Sadoun, who has served as a financial advisor to the company for some time, will be granted three months exclusivity to secure a potential investment, contract manufacturing deal, or a supply and distribution agreement of no less than $1m, payable from profits generated by the counterparty.

Argent says that it will ‘retain the ability to produce its product portfolio’ at the Malta facility at cost after a deal is reached.

It comes amid a broader strategic shift, seeing it transfer the manufacture of its proprietary portfolio to ECCPharm’s EU-GMP-certified facility, following its recently signed collaboration agreement.

As such, its Malta facility will be ‘actively repositioned’ as a Contract Manufacturing Operations (CMO) service, catering to pharmaceutical companies.

The Company anticipates this move will result in significant cost efficiencies and improve the cost of goods sold for Argent BioPharma under the structured agreement with ECCPharm.

Roby Zomer, CEO & Managing Director of Argent BioPharma, commented: “We are pleased to engage Dr Sadoun to explore strategic options for our Malta-based manufacturing facility. This agreement provides a structured framework to assess opportunities that align with our long-term vision while ensuring value for shareholders. We look forward to evaluating potential transactions that enhance our operational and financial position.”

Chill Brands 

UK-based online CBD and wellness retailer Chill Brands has this week announced plans to raise up to £1 million through a convertible loan note issue.

The loan will have a 10% interest rate and mature in three years, with the proceeds going towards supporting its 2025 growth strategy.

This will include to development and launch new reusable, pod-based vape devices ahead of the UK’s disposal vape ban in June.

It will also use the newly raised cash to expand marketing efforts for the Chill.com marketplace, grow its sales and distribution network, and support working capital needs, including potential acquisitions.
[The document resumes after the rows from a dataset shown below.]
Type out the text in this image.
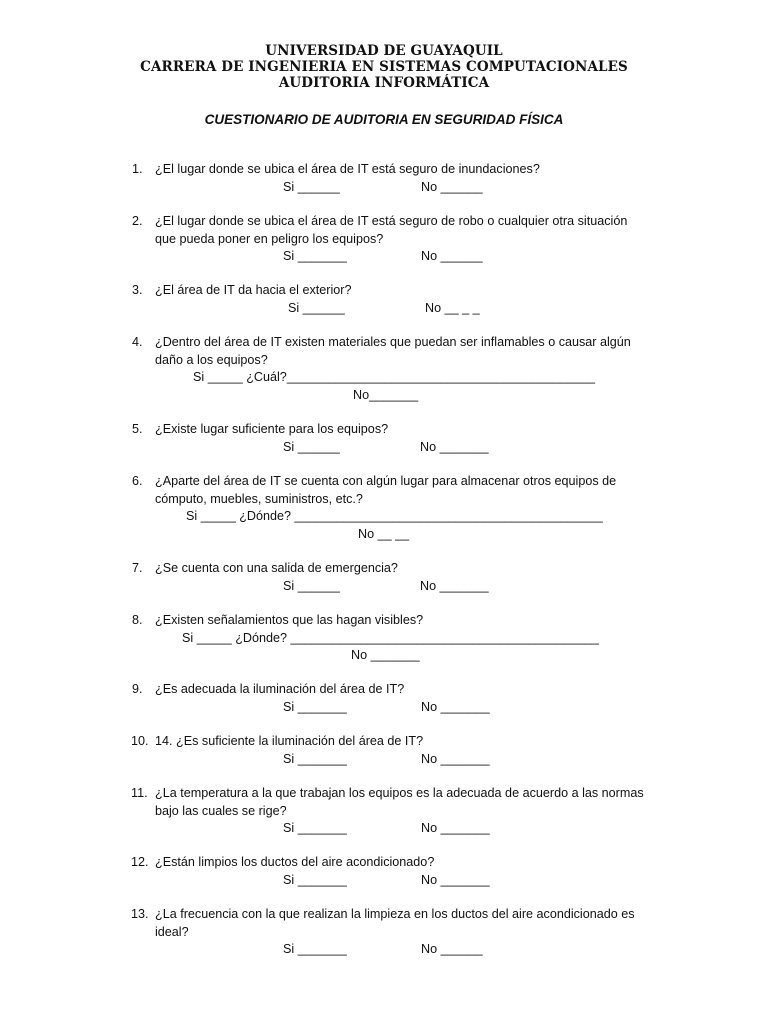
UNIVERSIDAD DE GUAYAQUIL
CARRERA DE INGENIERIA EN SISTEMAS COMPUTACIONALES
AUDITORIA INFORMÁTICA
CUESTIONARIO DE AUDITORIA EN SEGURIDAD FÍSICA
1. ¿El lugar donde se ubica el área de IT está seguro de inundaciones?
Si ______	No ______
2. ¿El lugar donde se ubica el área de IT está seguro de robo o cualquier otra situación
que pueda poner en peligro los equipos?
Si _______	No ______
3. ¿El área de IT da hacia el exterior?
Si ______	No __ _ _
4. ¿Dentro del área de IT existen materiales que puedan ser inflamables o causar algún
daño a los equipos?
Si _____ ¿Cuál?____________________________________________
No_______
5. ¿Existe lugar suficiente para los equipos?
Si ______	No _______
6. ¿Aparte del área de IT se cuenta con algún lugar para almacenar otros equipos de
cómputo, muebles, suministros, etc.?
Si _____ ¿Dónde? ____________________________________________
No __ __
7. ¿Se cuenta con una salida de emergencia?
Si ______	No _______
8. ¿Existen señalamientos que las hagan visibles?
Si _____ ¿Dónde? ____________________________________________
No _______
9. ¿Es adecuada la iluminación del área de IT?
Si _______	No _______
10. 14. ¿Es suficiente la iluminación del área de IT?
Si _______	No _______
11. ¿La temperatura a la que trabajan los equipos es la adecuada de acuerdo a las normas
bajo las cuales se rige?
Si _______	No _______
12. ¿Están limpios los ductos del aire acondicionado?
Si _______	No _______
13. ¿La frecuencia con la que realizan la limpieza en los ductos del aire acondicionado es
ideal?
Si _______	No ______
In an accompanying business update, Chill says that despite challenges in 2024, it continues to sell its remaining disposable vape inventory while preparing for the upcoming ban.

The Chill.com marketplace now hosts nearly 70 brands, and new funds will be used to boost online advertising, launch a loyalty program, and improve fulfilment services.

Meanwhile, the company’s Retail Distribution Services division, launched in December 2024, has already secured distribution deals for oral nicotine pouches, a sugar-free energy drink, vape liquids, and popular confectionery products. This division is expected to drive higher sales volumes and revenue growth throughout 2025.

Months after its shares were suspended on the London Stock Exchange (LSE), Chill Brands says it is working to complete its statutory audit for the year ending March 31, 2024, with an expected completion in Q1 2025. Once its audited financials and interim results are published, the company will apply for the resumption of share trading.